Your green jacket is sumptuous and the 3rd shot, love the way the wind is catching the skirt. On the question of art - this is a very big topic indeed. Yes there are still some out there who hone their craft. But as always as you say beauty is very much in the eye of the beholder. Xxxx

Petite Voyageur said...

flawless and breathtaking photos

Jazzy E (hivenn) said...

LOVE the blazer! x hivenn

sacramento said...

My always wonderful Roz, you are a true inspiration every time, ahhhhhhhhhhh(sigh of joy)
Much love.

Dasha said...

wow, great and very strong pictures!

Marta said...

Oh! Thank you so MUCH for commenting! I tought that such a popular blogger wouldn't reply! I feel as I was ,, the choosen one" :). I just adore your dress! Has anyone of you friends from your city has a blog? If so, could you tell me? I've got second question - did you wore this outfit in school?


Sigrid said...

THANKYOU so much for commentingon my blog. I am so glad to see a new post of yours! =)
I am in love with that dress. PINK LACE is gorgeous! As for the ballet russes inspiration... =) I think it was a great idea.

I have been in ballet for fifteen or so years... and I am eighteen now. Since I could walk I have been dancing. It is my life. So I appreciate people who like ballet or mention good things about it!
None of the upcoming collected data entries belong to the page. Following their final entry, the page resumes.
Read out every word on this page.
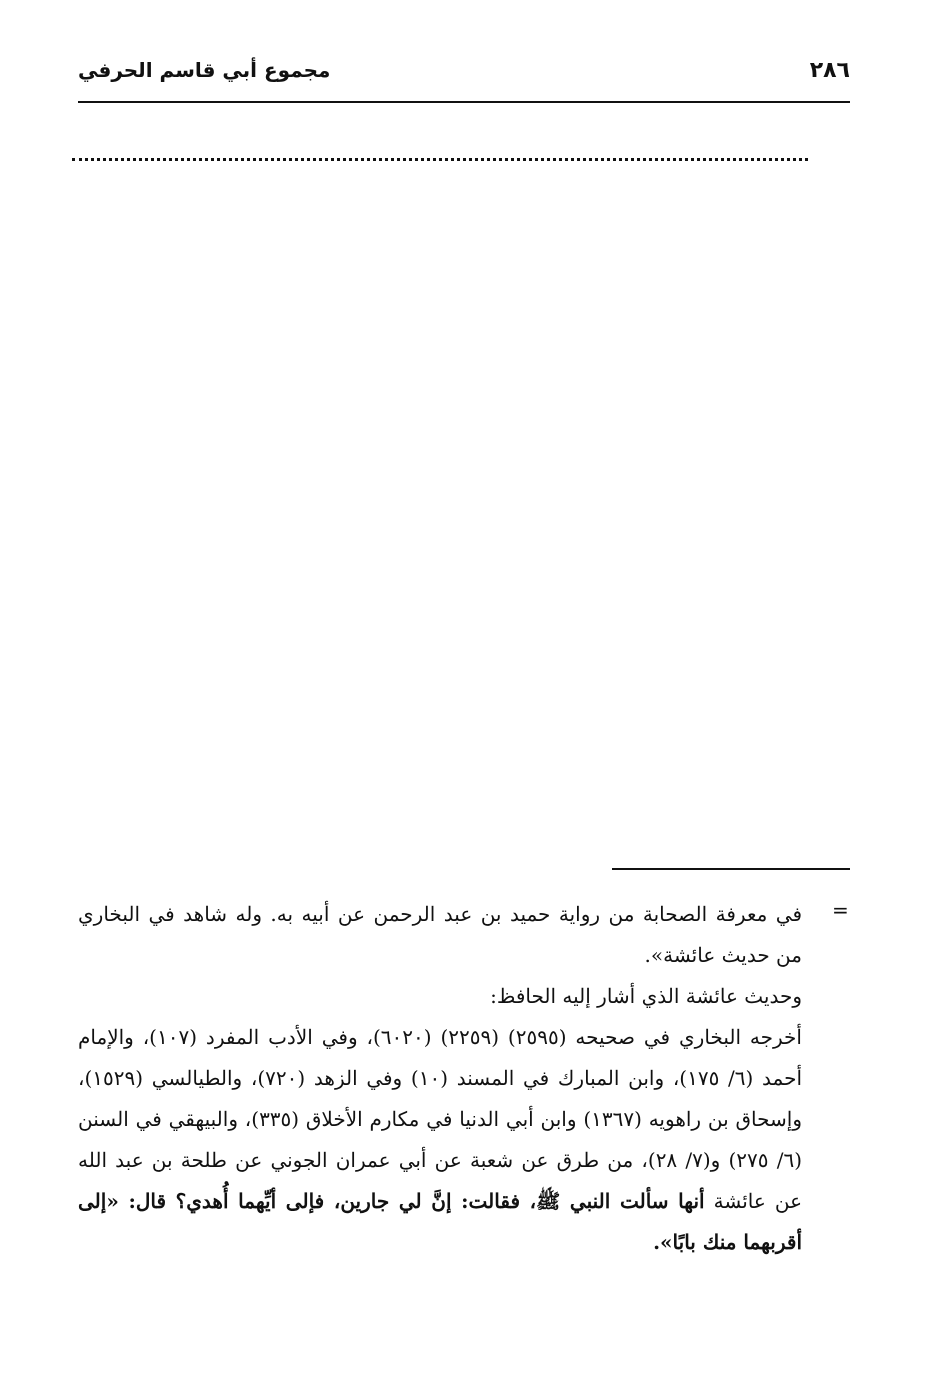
٢٨٦
مجموع أبي قاسم الحرفي
=

في معرفة الصحابة من رواية حميد بن عبد الرحمن عن أبيه به. وله شاهد في البخاري من حديث عائشة».

وحديث عائشة الذي أشار إليه الحافظ:

أخرجه البخاري في صحيحه (٢٥٩٥) (٢٢٥٩) (٦٠٢٠)، وفي الأدب المفرد (١٠٧)، والإمام أحمد (٦/ ١٧٥)، وابن المبارك في المسند (١٠) وفي الزهد (٧٢٠)، والطيالسي (١٥٢٩)، وإسحاق بن راهويه (١٣٦٧) وابن أبي الدنيا في مكارم الأخلاق (٣٣٥)، والبيهقي في السنن (٦/ ٢٧٥) و(٧/ ٢٨)، من طرق عن شعبة عن أبي عمران الجوني عن طلحة بن عبد الله عن عائشة أنها سألت النبي ﷺ، فقالت: إنَّ لي جارين، فإلى أيِّهما أُهدي؟ قال: «إلى أقربهما منك بابًا».
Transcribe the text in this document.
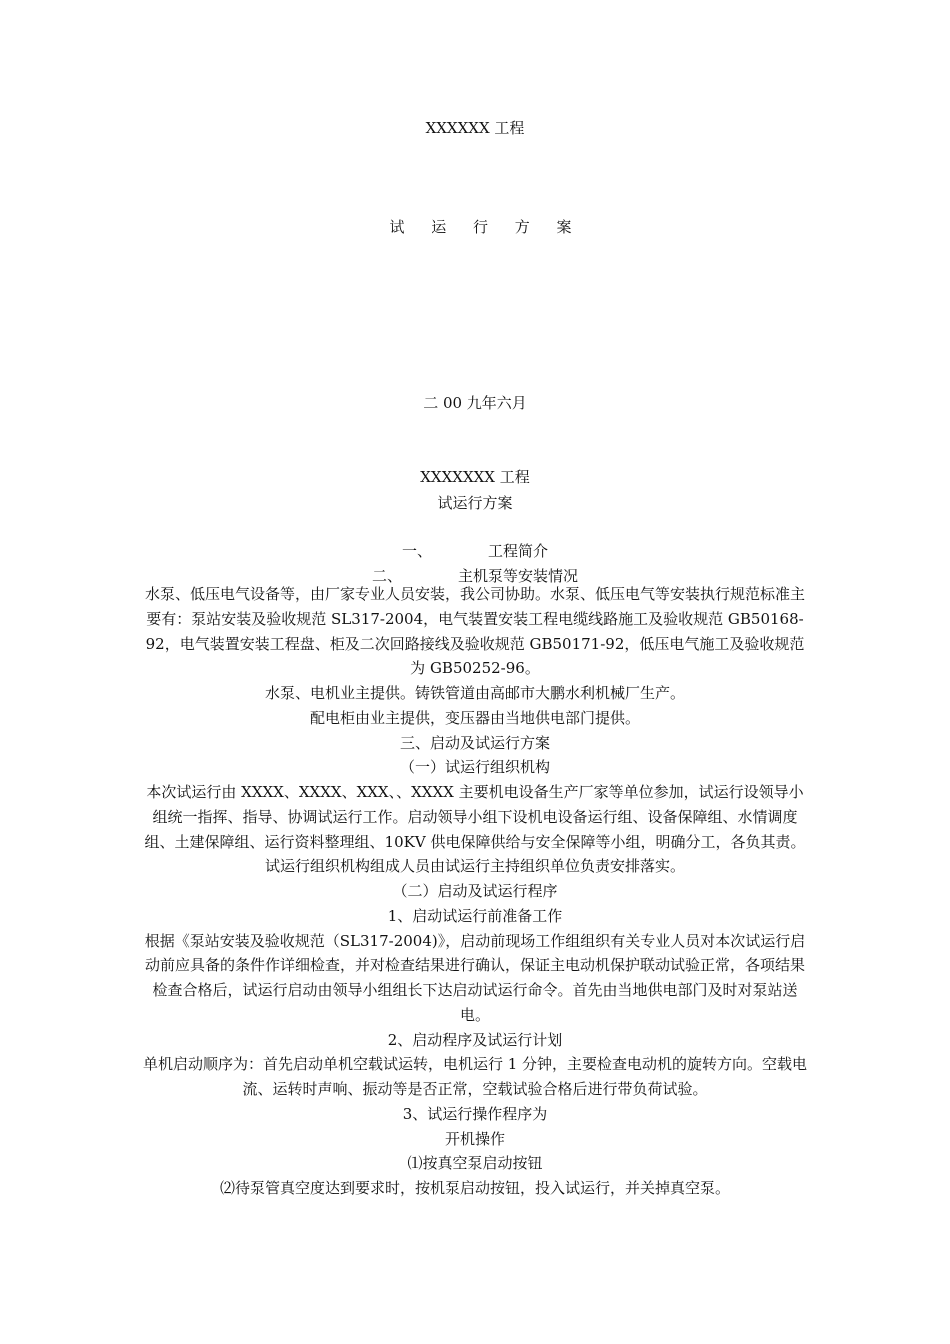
XXXXXX 工程
试 运 行 方 案
二 00 九年六月
XXXXXXX 工程
试运行方案
一、	工程简介
二、	主机泵等安装情况

水泵、低压电气设备等，由厂家专业人员安装，我公司协助。水泵、低压电气等安装执行规范标准主要有：泵站安装及验收规范 SL317-2004，电气装置安装工程电缆线路施工及验收规范 GB50168-92，电气装置安装工程盘、柜及二次回路接线及验收规范 GB50171-92，低压电气施工及验收规范为 GB50252-96。

水泵、电机业主提供。铸铁管道由高邮市大鹏水利机械厂生产。

配电柜由业主提供，变压器由当地供电部门提供。

三、启动及试运行方案

（一）试运行组织机构

本次试运行由 XXXX、XXXX、XXX、、XXXX 主要机电设备生产厂家等单位参加，试运行设领导小组统一指挥、指导、协调试运行工作。启动领导小组下设机电设备运行组、设备保障组、水情调度组、土建保障组、运行资料整理组、10KV 供电保障供给与安全保障等小组，明确分工，各负其责。试运行组织机构组成人员由试运行主持组织单位负责安排落实。

（二）启动及试运行程序

1、启动试运行前准备工作

根据《泵站安装及验收规范（SL317-2004)》，启动前现场工作组组织有关专业人员对本次试运行启动前应具备的条件作详细检查，并对检查结果进行确认，保证主电动机保护联动试验正常，各项结果检查合格后，试运行启动由领导小组组长下达启动试运行命令。首先由当地供电部门及时对泵站送电。

2、启动程序及试运行计划

单机启动顺序为：首先启动单机空载试运转，电机运行 1 分钟，主要检查电动机的旋转方向。空载电流、运转时声响、振动等是否正常，空载试验合格后进行带负荷试验。

3、试运行操作程序为

开机操作

⑴按真空泵启动按钮

⑵待泵管真空度达到要求时，按机泵启动按钮，投入试运行，并关掉真空泵。
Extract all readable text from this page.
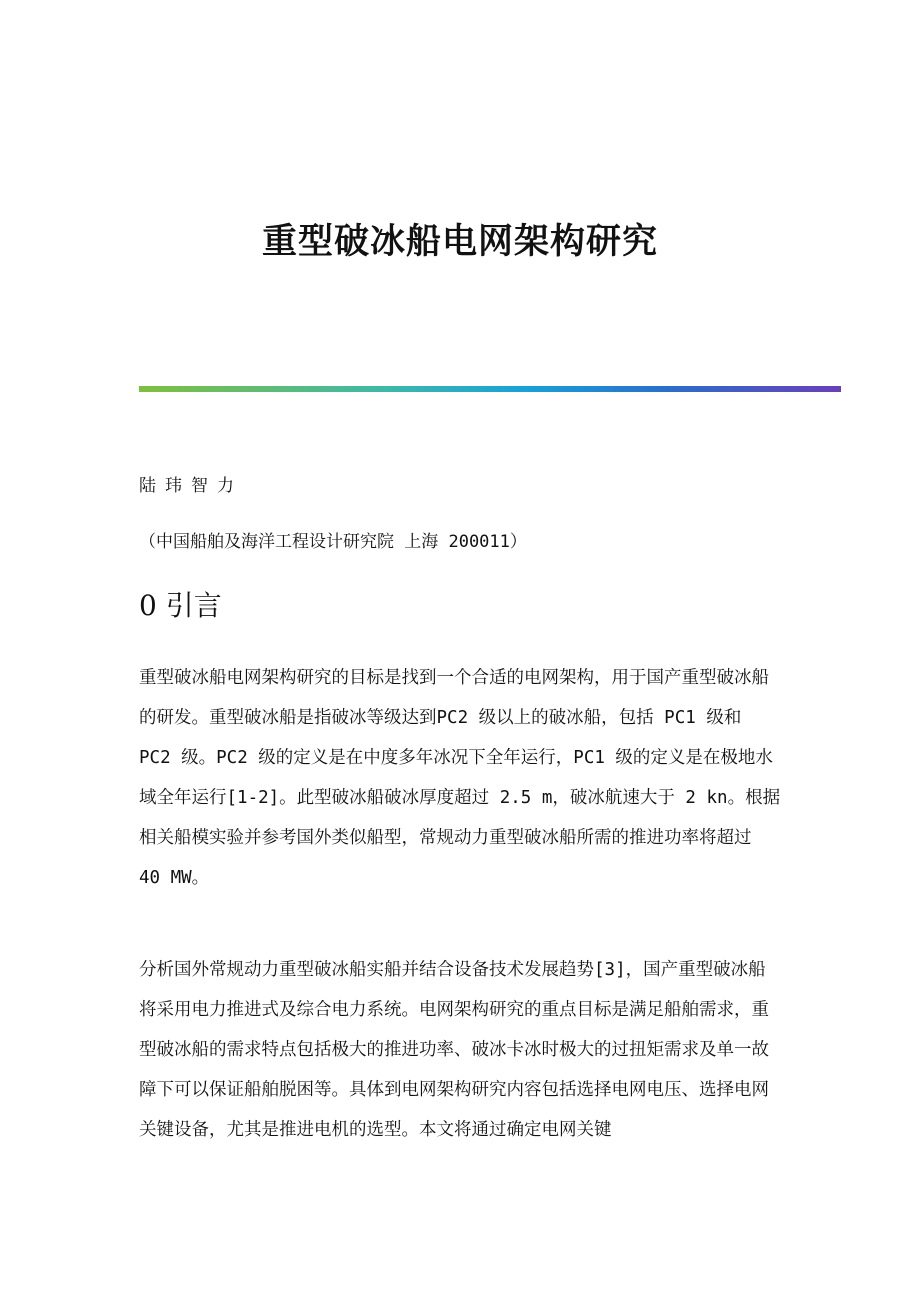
重型破冰船电网架构研究
陆玮智力
（中国船舶及海洋工程设计研究院 上海 200011）
0 引言

重型破冰船电网架构研究的目标是找到一个合适的电网架构，用于国产重型破冰船的研发。重型破冰船是指破冰等级达到PC2 级以上的破冰船，包括 PC1 级和 PC2 级。PC2 级的定义是在中度多年冰况下全年运行，PC1 级的定义是在极地水域全年运行[1-2]。此型破冰船破冰厚度超过 2.5 m，破冰航速大于 2 kn。根据相关船模实验并参考国外类似船型，常规动力重型破冰船所需的推进功率将超过 40 MW。

分析国外常规动力重型破冰船实船并结合设备技术发展趋势[3]，国产重型破冰船将采用电力推进式及综合电力系统。电网架构研究的重点目标是满足船舶需求，重型破冰船的需求特点包括极大的推进功率、破冰卡冰时极大的过扭矩需求及单一故障下可以保证船舶脱困等。具体到电网架构研究内容包括选择电网电压、选择电网关键设备，尤其是推进电机的选型。本文将通过确定电网关键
ALSO I ask the same question is needle work appreciated or even noticed!!!!! I went to a quilt exhibit in San Fransisco about a half year ago. Amish quilts all made by hand, equisite details and amazing patterns. I couldn't believe they had made them without technology!

love Sigrid

Sigrid said...

oh also. this pink is such a good colour on you!
because your skin tone compliments it so well and visa versa !

Camilla said...

gorgeous dress, the colour suits you wonderfully

x Camilla

It-Blogirls said...

Wow you have such a great style and outfit!
you look beyond great!

Soccer Mom Style said...

Couldn't agree with you more about art and skill. I love pre-Rafaelites too.
Beautiful pictures, love how you used green blazer in the first photo.

are you dressing up or dressing down said...

such gorgeous photos. you have vintage perfected.

Helen, X

Bibi said...

I agree with you that not many people have knowledge in such traditions as lace making, quiliting etc very traditional techniques that should stay in our heritage. I for one was very pleased and so intrigued by the V&A exhbition about quilts, it taught of the way quilts were made. One piece of information I cherished was that If you looked inside the lining of a quilt you would find papers with literature form the day, old books with their pages ripped out for paper to form the template, which would teach a lot about the culture of the day. I learnt about many new artists embracing the techniques of quilt making and its importance. One of these being Tracey Emin who I believe s terribly underated and abashed by critiques who seem to have no knowledge of traditional technques. I like that through the work of Tracey Emin I have grown more interest in traditional techniques.
I wish I had gone to the ballet russes exhbition, since I have been younger I have had a great interest in Ballet, luckily they release the books alongside the exhbition so I may have to indulge in a read of this as it sounds good.
I mut say It is refereshing to see someone expressing their thoughts so thorougly, you blog is an interesting read & your photographs always remind me of the tumbling hills described in Wuthering Heights along with your slightly classical style.